There’s no app for that

Sue wanted me to go out and shovel the snow off of her car so she could get to work. It seems awfully old-fashioned in this high-tech age that either of us should actually have to leave the house -- her to go to work, me to shovel snow. Isn’t there an app for that? I guess not.

Sue wanted me to go out and shovel the snow off of her car so she could get to work. It seems awfully old-fashioned in this high-tech age that either of us should actually have to leave the house — her to go to work, me to shovel snow. Isn’t there an app for that? I guess not.

Millions of people with smart phones have learned this winter that an app exists that will tell them that their flights were cancelled, but nothing that will magically beam them to whatever sunshiny place they were going. Instead, they are stuck in the airport just like the folks with stupid phones.

There is no app that lets you sleep comfortably in an airport. There are apps that will tell you the temperature of the beach you are supposed to be lying on, and that it’s happy hour at the bar. Is it even possible to have a happy hour in an airport? Let me check my Airport Happy Hour app.

There are all kinds of apps that can tell you exactly what time the next big blizzard of 2011 will hit, but apparently there is no app that tells you to stay off Chicago’s Lake Shore Drive in the middle of it.

The good news is that there is an app that can tell you exactly how long you were trapped in your car during a snowstorm down to the very last second. I used my latitude app to find out if any of my friends were also trapped in the storm.

It turns out that Bobby and his pregnant girlfriend were trapped in a car about a half-mile ahead of me.

Of course, she wasn’t pregnant when they first got trapped in the storm. I guess there’s no app for that.

I just got an invitation to their wedding on my smart phone. Sometimes I think their phone is a lot smarter than they are.

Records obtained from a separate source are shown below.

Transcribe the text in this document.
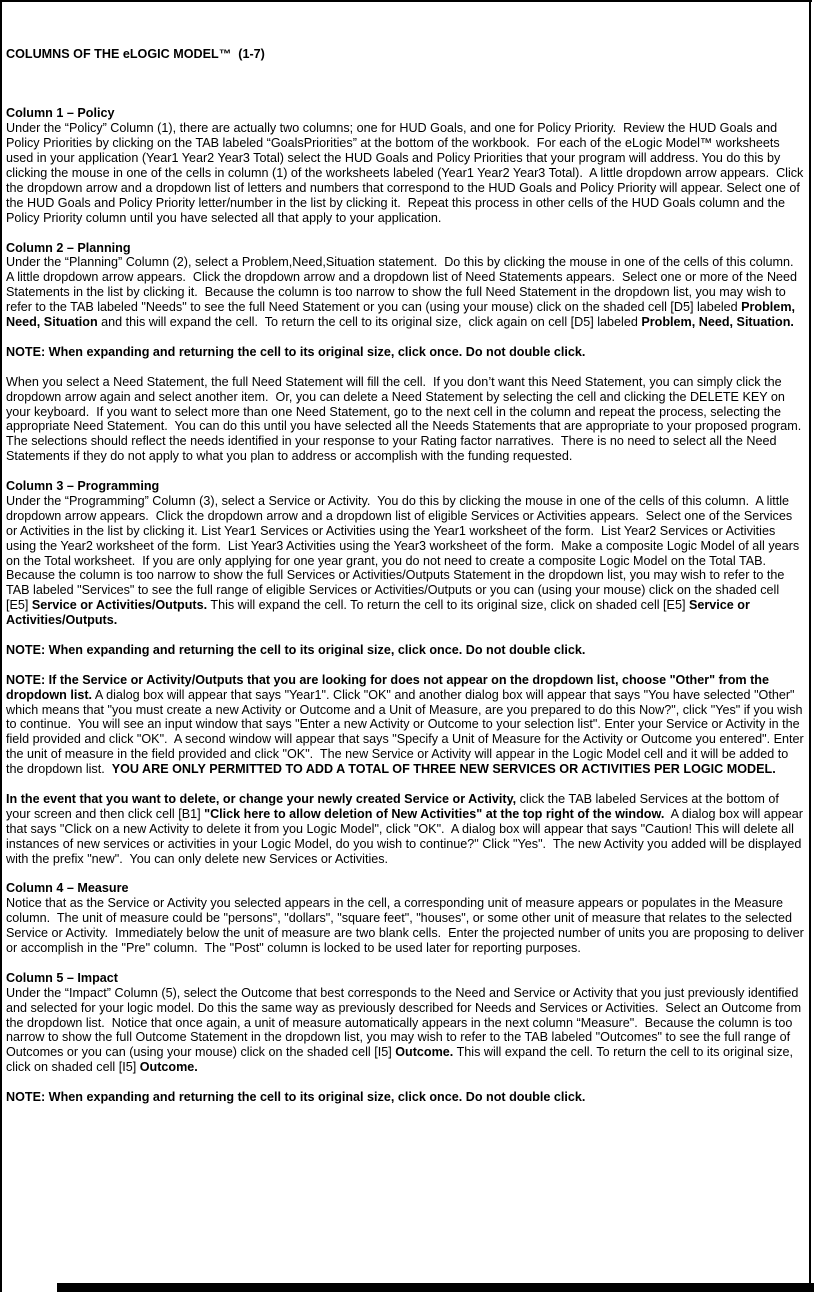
COLUMNS OF THE eLOGIC MODEL™  (1-7)

Column 1 – Policy

Under the “Policy” Column (1), there are actually two columns; one for HUD Goals, and one for Policy Priority.  Review the HUD Goals and Policy Priorities by clicking on the TAB labeled “GoalsPriorities” at the bottom of the workbook.  For each of the eLogic Model™ worksheets used in your application (Year1 Year2 Year3 Total) select the HUD Goals and Policy Priorities that your program will address. You do this by clicking the mouse in one of the cells in column (1) of the worksheets labeled (Year1 Year2 Year3 Total).  A little dropdown arrow appears.  Click the dropdown arrow and a dropdown list of letters and numbers that correspond to the HUD Goals and Policy Priority will appear. Select one of the HUD Goals and Policy Priority letter/number in the list by clicking it.  Repeat this process in other cells of the HUD Goals column and the Policy Priority column until you have selected all that apply to your application.

Column 2 – Planning

Under the “Planning” Column (2), select a Problem,Need,Situation statement.  Do this by clicking the mouse in one of the cells of this column.  A little dropdown arrow appears.  Click the dropdown arrow and a dropdown list of Need Statements appears.  Select one or more of the Need Statements in the list by clicking it.  Because the column is too narrow to show the full Need Statement in the dropdown list, you may wish to refer to the TAB labeled "Needs" to see the full Need Statement or you can (using your mouse) click on the shaded cell [D5] labeled Problem, Need, Situation and this will expand the cell.  To return the cell to its original size,  click again on cell [D5] labeled Problem, Need, Situation.

NOTE: When expanding and returning the cell to its original size, click once. Do not double click.

When you select a Need Statement, the full Need Statement will fill the cell.  If you don’t want this Need Statement, you can simply click the dropdown arrow again and select another item.  Or, you can delete a Need Statement by selecting the cell and clicking the DELETE KEY on your keyboard.  If you want to select more than one Need Statement, go to the next cell in the column and repeat the process, selecting the appropriate Need Statement.  You can do this until you have selected all the Needs Statements that are appropriate to your proposed program.  The selections should reflect the needs identified in your response to your Rating factor narratives.  There is no need to select all the Need Statements if they do not apply to what you plan to address or accomplish with the funding requested.

Column 3 – Programming

Under the “Programming” Column (3), select a Service or Activity.  You do this by clicking the mouse in one of the cells of this column.  A little dropdown arrow appears.  Click the dropdown arrow and a dropdown list of eligible Services or Activities appears.  Select one of the Services or Activities in the list by clicking it. List Year1 Services or Activities using the Year1 worksheet of the form.  List Year2 Services or Activities using the Year2 worksheet of the form.  List Year3 Activities using the Year3 worksheet of the form.  Make a composite Logic Model of all years on the Total worksheet.  If you are only applying for one year grant, you do not need to create a composite Logic Model on the Total TAB.  Because the column is too narrow to show the full Services or Activities/Outputs Statement in the dropdown list, you may wish to refer to the TAB labeled "Services" to see the full range of eligible Services or Activities/Outputs or you can (using your mouse) click on the shaded cell [E5] Service or Activities/Outputs. This will expand the cell. To return the cell to its original size, click on shaded cell [E5] Service or Activities/Outputs.

NOTE: When expanding and returning the cell to its original size, click once. Do not double click.

NOTE: If the Service or Activity/Outputs that you are looking for does not appear on the dropdown list, choose "Other" from the dropdown list. A dialog box will appear that says "Year1". Click "OK" and another dialog box will appear that says "You have selected "Other" which means that "you must create a new Activity or Outcome and a Unit of Measure, are you prepared to do this Now?", click "Yes" if you wish to continue.  You will see an input window that says "Enter a new Activity or Outcome to your selection list". Enter your Service or Activity in the field provided and click "OK".  A second window will appear that says "Specify a Unit of Measure for the Activity or Outcome you entered". Enter the unit of measure in the field provided and click "OK".  The new Service or Activity will appear in the Logic Model cell and it will be added to the dropdown list.  YOU ARE ONLY PERMITTED TO ADD A TOTAL OF THREE NEW SERVICES OR ACTIVITIES PER LOGIC MODEL.

In the event that you want to delete, or change your newly created Service or Activity, click the TAB labeled Services at the bottom of your screen and then click cell [B1] "Click here to allow deletion of New Activities" at the top right of the window.  A dialog box will appear that says "Click on a new Activity to delete it from you Logic Model", click "OK".  A dialog box will appear that says "Caution! This will delete all instances of new services or activities in your Logic Model, do you wish to continue?" Click "Yes".  The new Activity you added will be displayed with the prefix "new".  You can only delete new Services or Activities.

Column 4 – Measure

Notice that as the Service or Activity you selected appears in the cell, a corresponding unit of measure appears or populates in the Measure column.  The unit of measure could be "persons", "dollars", "square feet", "houses", or some other unit of measure that relates to the selected Service or Activity.  Immediately below the unit of measure are two blank cells.  Enter the projected number of units you are proposing to deliver or accomplish in the "Pre" column.  The "Post" column is locked to be used later for reporting purposes.

Column 5 – Impact

Under the “Impact” Column (5), select the Outcome that best corresponds to the Need and Service or Activity that you just previously identified and selected for your logic model. Do this the same way as previously described for Needs and Services or Activities.  Select an Outcome from the dropdown list.  Notice that once again, a unit of measure automatically appears in the next column “Measure".  Because the column is too narrow to show the full Outcome Statement in the dropdown list, you may wish to refer to the TAB labeled "Outcomes" to see the full range of Outcomes or you can (using your mouse) click on the shaded cell [I5] Outcome. This will expand the cell. To return the cell to its original size, click on shaded cell [I5] Outcome.

NOTE: When expanding and returning the cell to its original size, click once. Do not double click.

I don’t know what it’s called, but there must be an app that tells people to run down to the grocery store and buy every loaf of bread and roll of toilet paper every time someone says the word “snow.” I wonder if there’s an app that can tell me exactly how long the average family can live without bread? One hour? One day? After that, does starvation set in? And how long should you wait to panic?

“Two days without bread! They’ll find us passed out from hunger. Will anyone look for us? Or will they just find our skeletons? I suppose if we got into real trouble we could use our smart phones to call someone, but who can remember that number you call for emergencies? Why did they make it so long and hard to remember? Oh, that’s right, it’s in my smart phone’s memory from the time I called them. Remember? I couldn’t get my garage door opener to work. Talk about an emergency, I thought I’d have to get out of the car and open it myself.”

Can’t you just make bread if you run out? Isn’t there an app for that? Or as we used to call it: a recipe. I mean, if you’re so snowed in that you can’t make it to the grocery store to buy bread, it means you’re snowed in enough that you can’t go to work, either.

That gives you all day to bake. I think I could be snowed in for an entire year and still not get to the bottom of my freezer. If only there was an app that would tell me what’s in there — and defrost it. Now that’d be a smart phone.